Cloudflare has now published its research, claiming that Perplexity uses dubious tactics to circumvent restrictions by concealing its identity to scrape websites, despite websites explicitly opting out.
Cloudflare CEO Matthew Prince has blasted Perplexity on X, stating that “Some supposedly “reputable” AI companies act more like North Korean hackers. Time to name, shame, and hard block them.”
This, of course, hurts site traffic, which is why some websites have started using the ‘robots.txt’ file to curb AI’s free lunch. This file tells AI crawlers which pages a site wants indexed and which it doesn’t. But according to Cloudflare’s report, Perplexity seems to be completely violating the robots.txt standard.

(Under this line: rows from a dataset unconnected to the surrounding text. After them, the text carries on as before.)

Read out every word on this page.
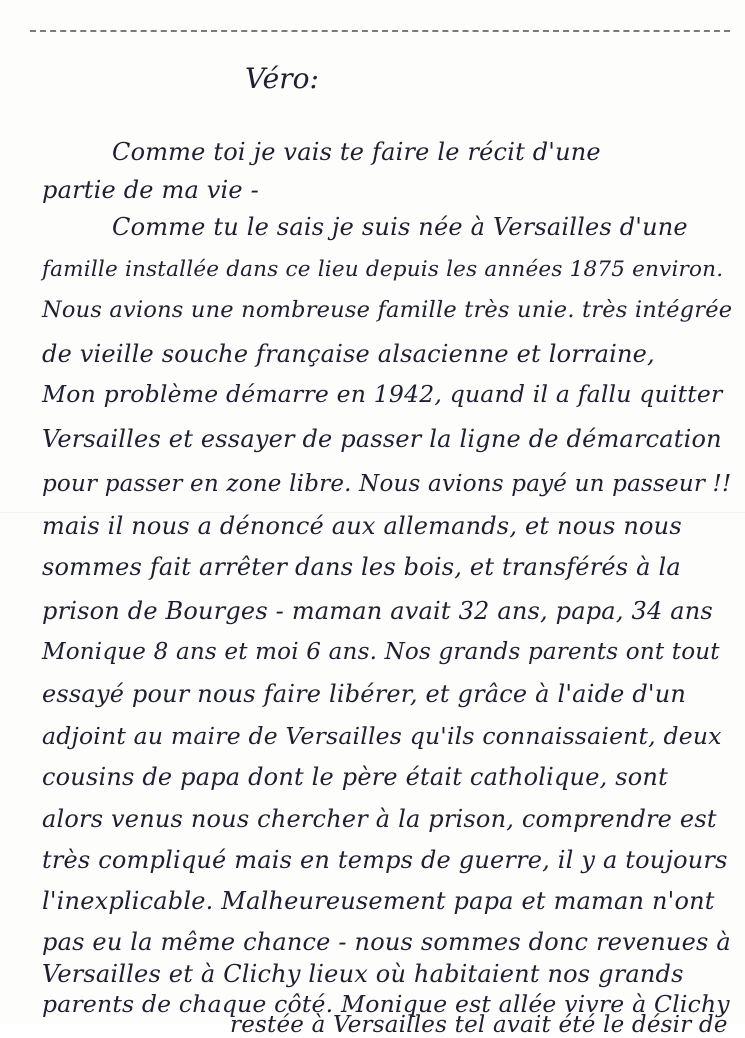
Véro:
Comme toi je vais te faire le récit d'une
partie de ma vie -
Comme tu le sais je suis née à Versailles d'une
famille installée dans ce lieu depuis les années 1875 environ.
Nous avions une nombreuse famille très unie. très intégrée
de vieille souche française alsacienne et lorraine,
Mon problème démarre en 1942, quand il a fallu quitter
Versailles et essayer de passer la ligne de démarcation
pour passer en zone libre. Nous avions payé un passeur !!
mais il nous a dénoncé aux allemands, et nous nous
sommes fait arrêter dans les bois, et transférés à la
prison de Bourges - maman avait 32 ans, papa, 34 ans
Monique 8 ans et moi 6 ans. Nos grands parents ont tout
essayé pour nous faire libérer, et grâce à l'aide d'un
adjoint au maire de Versailles qu'ils connaissaient, deux
cousins de papa dont le père était catholique, sont
alors venus nous chercher à la prison, comprendre est
très compliqué mais en temps de guerre, il y a toujours
l'inexplicable. Malheureusement papa et maman n'ont
pas eu la même chance - nous sommes donc revenues à
Versailles et à Clichy lieux où habitaient nos grands
parents de chaque côté. Monique est allée vivre à Clichy
restée à Versailles tel avait été le désir de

How Perplexity Pulled Off the Grand Theft Data
Cloudflare published the report after it received several complaints from its customers who claimed that Perplexity still had access to their website’s content, despite having set restrictions in the Robots.txt file, and created Web Application Firewall (WAF) rules to prevent AI bots from scraping data.

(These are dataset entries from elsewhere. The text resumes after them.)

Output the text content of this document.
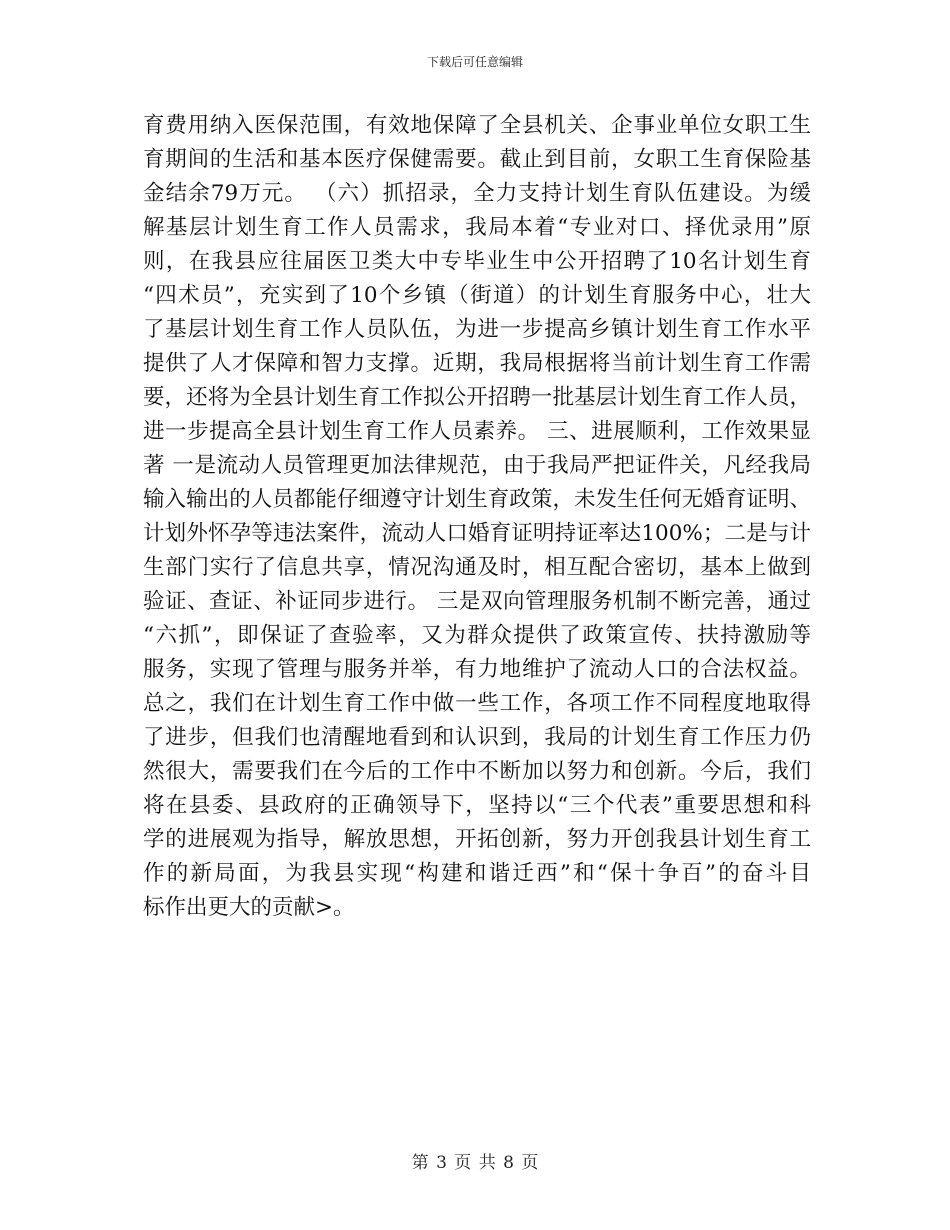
下载后可任意编辑
育费用纳入医保范围，有效地保障了全县机关、企事业单位女职工生
育期间的生活和基本医疗保健需要。截止到目前，女职工生育保险基
金结余79万元。 （六）抓招录，全力支持计划生育队伍建设。为缓
解基层计划生育工作人员需求，我局本着“专业对口、择优录用”原
则，在我县应往届医卫类大中专毕业生中公开招聘了10名计划生育
“四术员”，充实到了10个乡镇（街道）的计划生育服务中心，壮大
了基层计划生育工作人员队伍，为进一步提高乡镇计划生育工作水平
提供了人才保障和智力支撑。近期，我局根据将当前计划生育工作需
要，还将为全县计划生育工作拟公开招聘一批基层计划生育工作人员，
进一步提高全县计划生育工作人员素养。 三、进展顺利，工作效果显
著 一是流动人员管理更加法律规范，由于我局严把证件关，凡经我局
输入输出的人员都能仔细遵守计划生育政策，未发生任何无婚育证明、
计划外怀孕等违法案件，流动人口婚育证明持证率达100%；二是与计
生部门实行了信息共享，情况沟通及时，相互配合密切，基本上做到
验证、查证、补证同步进行。 三是双向管理服务机制不断完善，通过
“六抓”，即保证了查验率，又为群众提供了政策宣传、扶持激励等
服务，实现了管理与服务并举，有力地维护了流动人口的合法权益。
总之，我们在计划生育工作中做一些工作，各项工作不同程度地取得
了进步，但我们也清醒地看到和认识到，我局的计划生育工作压力仍
然很大，需要我们在今后的工作中不断加以努力和创新。今后，我们
将在县委、县政府的正确领导下，坚持以“三个代表”重要思想和科
学的进展观为指导，解放思想，开拓创新，努力开创我县计划生育工
作的新局面，为我县实现“构建和谐迁西”和“保十争百”的奋斗目
标作出更大的贡献>。
第 3 页 共 8 页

In response to the complaints, Cloudflare created test domains with similar restrictions to observe Perplexity’s behavior. They found that Perplexity initially attempts to access sites using its regular crawlers, i.e., “PerplexityBot” or “Perplexity-User.” However, if the AI encounters restrictions, it switches its user agent, the identifier that tells a website what kind of browser and device is being used.
In Perplexity’s case, it masked itself as a Chrome browser on macOS. Moreover, Perplexity used “rotating” IP addresses that the company does not mention on its list of IP addresses used by its bots. Cloudflare’s report also mentions that Perplexity changes its autonomous system networks (ASNs), which are unique identifiers used to distinguish large networks.
Cloudflare mentions in its post, “This activity was observed across tens of thousands of domains and millions of requests per day. We were able to fingerprint this crawler using a combination of machine learning and network signals.”
Not Perplexity’s First Rodeo
Perplexity was caught doing the same thing in June last year, ignoring paywalls and Robots.txt files on websites. Back then, the company’s CEO, Aravind Srinivas, blamed it all on third-party crawlers the company was relying on. But now, the situation is different, and the blame squarely falls on Perplexity itself.
In a statement to The Verge, Perplexity spokesperson Jesse Dwyer calls Cloudflare’s report a “publicity stunt.” He further adds that “there are a lot of misunderstandings in the blog post.” However, we are still waiting to hear more from Perplexity. Meanwhile, Cloudflare has delisted Perplexity as a verified bot and is rolling out new ways to block Perplexity from crawling websites.
It is also worth pointing out that Apple has been interested in buying Perplexity and was reportedly in early talks. However, following this report, the Cupertino giant may now reconsider its decision.